Alors que 2020 touche à sa fin, la Martinique doit revenir sur son approche des problèmes trop centrée sur l'émotion humaine et la division, pour relever les défis économiques d'une année sans précédent. La crise actuelle va bientôt démontrer que la récession, la chute de la croissance vont aggraver la problématique du mal développement et son corollaire la grande pauvreté de masse.

En 2021, l’emploi sera en soins intensifs et les indicateurs pourraient se dégrader, selon le rapport annuel de l'organisation internationale du travail (l’OIT). 

Quelle sera la réponse des décideurs Martiniquais à la pandémie du COVID-19 et au crises multiples dans le monde ? 

Et si la Martinique  changeait enfin de cap économique en 2021 ?  La question peut paraître saugrenue. Au moment où le pays est confronté à la pandémie  de Covid-19 et alors que les perspectives économiques de la France sont sombres à court terme, on pourrait écarter d’un revers de la main une telle interrogation ! De la même manière, la dernière décennie a souvent montré la «périphérisation» de la Martinique  dans le cadre changeant des mutations du monde, que ce soit sur le plan géopolitique ou sur le front économique. Selon nous, un changement profond de l’économie est nécessaire, qui passe par de nouveaux investissements massifs dans le secteur de la production, et une phase d'innovation. Et les PME et TPE doivent y jouer un rôle central.

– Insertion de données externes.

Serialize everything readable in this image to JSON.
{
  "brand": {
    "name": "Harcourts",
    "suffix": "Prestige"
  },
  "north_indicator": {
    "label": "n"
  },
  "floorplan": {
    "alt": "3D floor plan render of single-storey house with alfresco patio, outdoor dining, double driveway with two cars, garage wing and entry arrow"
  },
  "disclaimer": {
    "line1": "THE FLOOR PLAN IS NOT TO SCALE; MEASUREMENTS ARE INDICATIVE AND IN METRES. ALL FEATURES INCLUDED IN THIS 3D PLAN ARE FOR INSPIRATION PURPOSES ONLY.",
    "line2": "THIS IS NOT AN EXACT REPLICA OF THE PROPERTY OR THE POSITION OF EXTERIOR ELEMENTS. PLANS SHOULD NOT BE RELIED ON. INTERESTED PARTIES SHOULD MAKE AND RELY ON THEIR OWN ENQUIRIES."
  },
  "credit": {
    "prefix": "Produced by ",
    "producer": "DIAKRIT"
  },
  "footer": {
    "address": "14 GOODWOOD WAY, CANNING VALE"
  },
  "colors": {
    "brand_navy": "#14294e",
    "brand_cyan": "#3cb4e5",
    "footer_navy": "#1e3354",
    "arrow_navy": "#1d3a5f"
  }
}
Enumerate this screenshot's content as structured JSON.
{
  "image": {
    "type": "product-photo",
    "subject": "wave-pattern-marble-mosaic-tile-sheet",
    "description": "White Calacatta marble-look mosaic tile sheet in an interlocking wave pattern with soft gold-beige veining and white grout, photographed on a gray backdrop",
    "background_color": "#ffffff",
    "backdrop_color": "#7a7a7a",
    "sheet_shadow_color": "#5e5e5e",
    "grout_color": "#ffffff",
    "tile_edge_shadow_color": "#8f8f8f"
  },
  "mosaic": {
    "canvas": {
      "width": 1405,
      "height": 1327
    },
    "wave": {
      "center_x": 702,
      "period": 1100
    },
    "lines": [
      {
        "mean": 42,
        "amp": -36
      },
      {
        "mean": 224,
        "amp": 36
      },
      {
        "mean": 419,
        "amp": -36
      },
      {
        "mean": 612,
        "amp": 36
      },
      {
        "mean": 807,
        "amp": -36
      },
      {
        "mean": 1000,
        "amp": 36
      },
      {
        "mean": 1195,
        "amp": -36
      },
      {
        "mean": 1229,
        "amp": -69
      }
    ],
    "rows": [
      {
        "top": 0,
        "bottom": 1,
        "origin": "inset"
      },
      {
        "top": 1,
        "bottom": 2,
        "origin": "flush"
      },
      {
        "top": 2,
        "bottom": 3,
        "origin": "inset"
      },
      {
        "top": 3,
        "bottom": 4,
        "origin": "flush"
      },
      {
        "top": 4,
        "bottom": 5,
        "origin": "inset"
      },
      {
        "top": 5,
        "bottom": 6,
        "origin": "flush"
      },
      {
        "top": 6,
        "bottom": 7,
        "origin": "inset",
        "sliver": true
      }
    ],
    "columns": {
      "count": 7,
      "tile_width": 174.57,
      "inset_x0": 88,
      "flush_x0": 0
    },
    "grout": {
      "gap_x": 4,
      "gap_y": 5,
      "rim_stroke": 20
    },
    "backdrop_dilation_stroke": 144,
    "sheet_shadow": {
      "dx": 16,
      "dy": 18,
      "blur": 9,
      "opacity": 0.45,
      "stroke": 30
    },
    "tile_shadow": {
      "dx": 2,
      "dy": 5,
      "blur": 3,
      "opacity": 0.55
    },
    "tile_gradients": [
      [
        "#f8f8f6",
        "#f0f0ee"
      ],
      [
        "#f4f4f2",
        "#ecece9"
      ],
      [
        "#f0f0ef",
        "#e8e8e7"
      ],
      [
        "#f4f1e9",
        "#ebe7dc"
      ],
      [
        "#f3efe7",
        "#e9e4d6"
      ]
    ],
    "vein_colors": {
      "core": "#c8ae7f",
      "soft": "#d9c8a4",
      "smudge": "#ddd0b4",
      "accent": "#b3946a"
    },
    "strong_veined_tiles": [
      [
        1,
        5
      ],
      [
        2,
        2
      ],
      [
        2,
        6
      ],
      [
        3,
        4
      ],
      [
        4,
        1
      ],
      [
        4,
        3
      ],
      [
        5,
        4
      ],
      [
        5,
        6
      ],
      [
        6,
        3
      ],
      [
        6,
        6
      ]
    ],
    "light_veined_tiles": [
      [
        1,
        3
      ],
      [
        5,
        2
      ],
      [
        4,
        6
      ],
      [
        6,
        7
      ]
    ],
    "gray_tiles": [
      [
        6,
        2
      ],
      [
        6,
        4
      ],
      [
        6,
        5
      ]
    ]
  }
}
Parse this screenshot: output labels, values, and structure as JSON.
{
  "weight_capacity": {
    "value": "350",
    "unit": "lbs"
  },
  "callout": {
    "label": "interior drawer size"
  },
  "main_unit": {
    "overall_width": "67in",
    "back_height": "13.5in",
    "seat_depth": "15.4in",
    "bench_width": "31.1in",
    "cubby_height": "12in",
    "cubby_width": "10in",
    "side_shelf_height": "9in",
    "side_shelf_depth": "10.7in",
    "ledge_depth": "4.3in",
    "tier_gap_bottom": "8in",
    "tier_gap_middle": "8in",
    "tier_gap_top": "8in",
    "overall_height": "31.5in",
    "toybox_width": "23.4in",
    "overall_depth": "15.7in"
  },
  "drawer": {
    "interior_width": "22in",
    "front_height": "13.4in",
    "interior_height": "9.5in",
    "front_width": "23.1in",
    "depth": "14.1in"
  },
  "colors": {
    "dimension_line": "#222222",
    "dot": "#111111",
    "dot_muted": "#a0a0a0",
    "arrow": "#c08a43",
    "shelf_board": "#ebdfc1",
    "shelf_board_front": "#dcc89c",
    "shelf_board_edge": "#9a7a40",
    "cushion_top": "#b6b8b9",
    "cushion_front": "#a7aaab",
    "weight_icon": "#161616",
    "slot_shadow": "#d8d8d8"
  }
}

Le problème de la Martinique  actuellement, c’est qu’elle  applique un modèle politique et économique qui a été conçu initialement pour développer les activités tertiaires à partir des transferts publics, ce qui implique que le problème actuel de mal développement ne va pas aller en s’arrangeant, car avec la réduction attendue de la dépense publique du fait de la crise de la dette, ainsi que l’émergence de la révolution numérique et l’intelligence artificielle, ce modèle de société de consommation de la départementalisation est d’ores et déjà condamné dans le temps. Et pourtant, nul remise en cause sérieuse à l’horizon. De fait, l’être humain a besoin d’entrer dans des impasses pour mieux comprendre les enjeux de demain. Les impasses peuvent soit finir sur un chaos généralisé, soit permettre d’initier autre chose. Le chaos social est tout à fait possible en Martinique : une sorte de cocotte-minute d’incertitudes et d’inquiétudes est en train de miner les âmes et les consciences. Le problème aujourd’hui n’est pas de se réjouir de cela, mais de voir ce qu’on peut tirer de cette évolution. Notre modèle de société montre son inadéquation, son incapacité à continuer. Si nous nous y accrochons, ce sera le dépôt de bilan assuré dans la décennie à venir. On voit déjà les prémisses d’un certain déclin de l’activité économique, si l’on prend lecture des derniers rapports de l’IEDOM. Et pour cause, de l’aveu même de l'IEDOM, il n’existe pas à ce jour de nouveaux relais crédibles de croissance aux Antilles. Dans ce contexte de mondialisation, les vieux schémas ne sont plus adaptés et peinent à relayer les préoccupations de la population. On a besoin de nouveaux instruments pour orienter les politiques publiques. Parmi ces instruments, il existe un concept qui semble émerger, c’est celui de l’innovation . Mais c’est quoi l’innovation ?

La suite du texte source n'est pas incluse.